If we develop a robot with the human mind (which I believe there is no algorithm for, even with distant technology), why would it benefit us to implement in the robot greed, ego, pride, and disobedience? Would a computer truly want to be a bugged program? Is greed, ego, pride, and disobedience really features within a computer?
Arguments about how precisely the brain is tuned to its analog inputs need to be able to account for the fact that when you consume a gram of alcohol, you don't simply collapse to the floor in a gibbering, chaotic wreck as your delicately balanced and exploited analog values are suddenly ever-so-slightly off.
It seems rather unlikely that a simulated brain's biggest problems will be rounding errors in the simulation, we routinely deal with disruptions that are multiple orders of magnitude larger in the real world without dying, or even impairment.
> I'm not sure we could ever give robots the same intelligence as man.
It's possible to emulate every aspect of an organic brain. It's also pointless (unless you intend to become immortal through backups). An intelligent machine doesn't have to cope with the myriad of processes, motivations and side effects we evolved with and that are burned in the structure of our organic brains.

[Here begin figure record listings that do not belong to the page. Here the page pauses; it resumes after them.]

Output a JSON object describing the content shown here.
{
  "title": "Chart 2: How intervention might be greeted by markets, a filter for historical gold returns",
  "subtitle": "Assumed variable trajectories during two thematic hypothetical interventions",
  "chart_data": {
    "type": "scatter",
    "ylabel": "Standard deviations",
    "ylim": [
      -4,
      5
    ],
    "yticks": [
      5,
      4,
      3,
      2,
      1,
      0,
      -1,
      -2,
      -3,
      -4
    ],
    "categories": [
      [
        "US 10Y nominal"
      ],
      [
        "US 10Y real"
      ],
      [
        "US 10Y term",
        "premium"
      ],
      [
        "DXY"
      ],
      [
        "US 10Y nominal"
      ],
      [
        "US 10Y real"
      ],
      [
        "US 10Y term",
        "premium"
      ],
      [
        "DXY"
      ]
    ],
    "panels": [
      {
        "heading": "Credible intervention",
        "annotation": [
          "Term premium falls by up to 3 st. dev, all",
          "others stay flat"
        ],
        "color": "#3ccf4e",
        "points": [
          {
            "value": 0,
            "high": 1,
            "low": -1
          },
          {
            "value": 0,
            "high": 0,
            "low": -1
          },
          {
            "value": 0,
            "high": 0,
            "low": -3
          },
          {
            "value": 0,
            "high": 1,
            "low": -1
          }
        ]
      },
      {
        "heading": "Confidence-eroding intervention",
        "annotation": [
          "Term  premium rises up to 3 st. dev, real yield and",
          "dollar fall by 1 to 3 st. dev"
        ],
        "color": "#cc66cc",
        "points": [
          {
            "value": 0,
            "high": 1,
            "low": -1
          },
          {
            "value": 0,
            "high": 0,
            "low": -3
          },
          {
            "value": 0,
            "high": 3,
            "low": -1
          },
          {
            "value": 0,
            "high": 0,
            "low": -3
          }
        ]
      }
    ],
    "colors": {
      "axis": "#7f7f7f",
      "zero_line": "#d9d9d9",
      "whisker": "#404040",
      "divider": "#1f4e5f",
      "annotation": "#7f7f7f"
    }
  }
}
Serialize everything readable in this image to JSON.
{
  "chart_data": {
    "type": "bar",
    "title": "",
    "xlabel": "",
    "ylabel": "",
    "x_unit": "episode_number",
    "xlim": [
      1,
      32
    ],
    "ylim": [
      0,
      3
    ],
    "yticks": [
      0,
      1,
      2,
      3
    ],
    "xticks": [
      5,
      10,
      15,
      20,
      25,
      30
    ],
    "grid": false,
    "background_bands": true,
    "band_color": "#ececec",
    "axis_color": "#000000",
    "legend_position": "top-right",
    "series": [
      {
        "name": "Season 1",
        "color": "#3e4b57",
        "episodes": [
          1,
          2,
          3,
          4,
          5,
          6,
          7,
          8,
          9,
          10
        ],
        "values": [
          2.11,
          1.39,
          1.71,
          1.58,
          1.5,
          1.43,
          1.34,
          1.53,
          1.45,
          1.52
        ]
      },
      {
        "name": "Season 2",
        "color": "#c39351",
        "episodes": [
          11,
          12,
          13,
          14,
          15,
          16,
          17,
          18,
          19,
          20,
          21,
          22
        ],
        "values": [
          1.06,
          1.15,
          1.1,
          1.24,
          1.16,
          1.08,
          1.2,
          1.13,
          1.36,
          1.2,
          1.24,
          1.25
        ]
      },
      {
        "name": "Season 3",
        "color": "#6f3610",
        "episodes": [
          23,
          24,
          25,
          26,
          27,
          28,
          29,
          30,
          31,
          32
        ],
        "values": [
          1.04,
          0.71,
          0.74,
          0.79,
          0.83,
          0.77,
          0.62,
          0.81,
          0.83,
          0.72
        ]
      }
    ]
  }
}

> It's possible to emulate every aspect of an organic brain. It's also pointless (unless you intend to become immortal through backups)
it may turn out to be easier than writing an intelligence directly. uploading requires only sufficient capacity and scanning resolution, writing an AI from scratch requires new insights.
Uploading also require knowledge about what exactly is needed to perform a good enough emulation. What level of granularity, how to interface the emulation to reality, how to ensure that any inaccuracy in the emulation won't make it insane… The brain is messy, and may require even more insights than Friendly AI does.
Sure we could always go the trial and error route, but then we're talking human torture and human sacrifice. (An upload counts as a human in my book.)
> how to ensure that any inaccuracy in the emulation won't make it insane…
You can always restore a snapshot of your sane self ;-)
Based on it, you could debug your own brain (being restored to said snapshot from time to time, until you remain sane long enough, but with full knowledge of what happened since the last "boot").
> it may turn out to be easier than writing an intelligence directly.
Only if you would be satisfied with an AI that could not be trusted to deliver correct results. If you want to know it does what you want it to, you have to code it to do what you want it to. You may copy the building blocks of an organic brain, but you'll have to tie them together yourself.
An uploaded human is still capable of human error.
It's not "in a way", it was his freaking purpose in writing the stories. The stories are polemics against the idea that you can shackle robots with simple laws like this. It's not an accidental outcome where the laws of drama conspire to make the author's point null, it is the point. He has said so in other writings of his, flat-out, so this isn't even theory, it is what he said about his own stories.
If you're going to use the Three Laws as the jumping off point for an essay you ought to know this.